Бородатое лицо Адама засияло.

— Вы там были? Вы видели, как рудники разрушают эту и так отсталую страну? Ужасная неразбериха! — говорил он, полагая, видимо, что бывает и хорошая неразбериха.

Лицо Питера оживилось, и он охотно ответил:

— Нет. Но я был в Кейптауне и видел результаты открытого бурения там. Это отдельная проблема, особенно ее юридический аспект.

— Вы собираетесь стать адвокатом после того, как вернетесь из Оксфорда? Почему бы вам не заняться охраной природы? Здесь широкое поле для деятельности, и нам нужны хорошие умы. — Адам закончил обед и поставил тарелки на пол. Взглядом подозвал официанта с клубникой, одну тарелку с ягодами подал Дане, еще одну взял себе. Пронаблюдав, как официант кладет сливки на оба блюда, попросил еще бокал вина и обернулся к Питеру. — Серьезно, подумайте над этим.
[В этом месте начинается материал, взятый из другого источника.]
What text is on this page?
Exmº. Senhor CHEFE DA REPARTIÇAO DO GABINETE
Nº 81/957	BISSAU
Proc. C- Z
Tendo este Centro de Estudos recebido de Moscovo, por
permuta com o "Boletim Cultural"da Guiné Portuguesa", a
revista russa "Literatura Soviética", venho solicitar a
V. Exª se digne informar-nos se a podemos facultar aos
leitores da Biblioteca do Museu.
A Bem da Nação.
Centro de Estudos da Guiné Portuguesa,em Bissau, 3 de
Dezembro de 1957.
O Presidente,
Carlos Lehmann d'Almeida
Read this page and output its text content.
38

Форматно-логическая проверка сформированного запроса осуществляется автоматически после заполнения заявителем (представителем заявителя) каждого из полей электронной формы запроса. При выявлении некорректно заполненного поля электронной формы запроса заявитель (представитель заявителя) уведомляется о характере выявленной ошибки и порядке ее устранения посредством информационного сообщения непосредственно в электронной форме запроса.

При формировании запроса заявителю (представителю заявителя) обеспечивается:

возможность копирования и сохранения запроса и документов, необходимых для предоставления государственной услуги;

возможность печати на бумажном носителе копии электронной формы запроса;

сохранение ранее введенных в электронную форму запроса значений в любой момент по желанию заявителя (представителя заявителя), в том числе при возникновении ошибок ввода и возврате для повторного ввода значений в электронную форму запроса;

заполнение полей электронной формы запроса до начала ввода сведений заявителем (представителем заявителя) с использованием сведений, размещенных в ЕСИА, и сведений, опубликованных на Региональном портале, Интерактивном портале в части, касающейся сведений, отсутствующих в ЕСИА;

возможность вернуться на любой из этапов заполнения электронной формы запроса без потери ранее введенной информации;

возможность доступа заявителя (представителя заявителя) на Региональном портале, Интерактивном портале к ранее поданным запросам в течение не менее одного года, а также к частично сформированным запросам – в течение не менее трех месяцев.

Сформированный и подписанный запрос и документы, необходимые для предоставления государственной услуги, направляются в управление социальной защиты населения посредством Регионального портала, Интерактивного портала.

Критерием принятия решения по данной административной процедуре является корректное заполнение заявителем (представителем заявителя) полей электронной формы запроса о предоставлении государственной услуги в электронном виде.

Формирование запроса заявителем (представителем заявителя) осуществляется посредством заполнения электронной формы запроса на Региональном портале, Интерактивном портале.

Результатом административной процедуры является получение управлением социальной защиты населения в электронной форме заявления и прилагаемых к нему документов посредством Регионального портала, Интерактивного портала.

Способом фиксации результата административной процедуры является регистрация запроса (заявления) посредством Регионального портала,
Дана и я едем в горы на следующей неделе. Поедемте с нами. Там есть одна компания, которая вырубает половину леса и сбрасывает отходы в горную реку. Почти невозможно остановить их без постановления суда, потому что люди в Сакраменто не упустят такой большой бизнес. Вовлечены слишком большие деньги.

— Как с оффшорным бурением? — Питер вытянул свои длинные ноги и с интересом слушал, как Адам распространялся о последствиях бурения для экологии калифорнийского побережья.

Дана слушала их, закончив десерт, и про себя улыбалась, чувствуя, как толкается ребенок. Она впервые слышала, что Питер разговаривает серьезно, как взрослый, обмениваясь взглядами и мнениями, и ей нравилось. Она была довольна, что Адам Херрик, известный своим интеллектуальным подходом к охране природы, уважительно прислушивается к словам Питера. На секунду ей стало жалко, что она не закончила колледжа, но затем посмеялась над собой, вспомнив, что из всех занятий ей нравилось только рисование. Академическая работа была для нее проклятием. От тепла и вкусной еды Дану клонило ко сну, она чувствовала себя в полной безопасности и совершенно спокойной. Ее наполняло чувство благодарности Констанс за это убежище после унижений и ужаса в Гросс Пойнте. Хотя в Малибу ее привез Джосс, именно Констанс приютила и окружила заботой.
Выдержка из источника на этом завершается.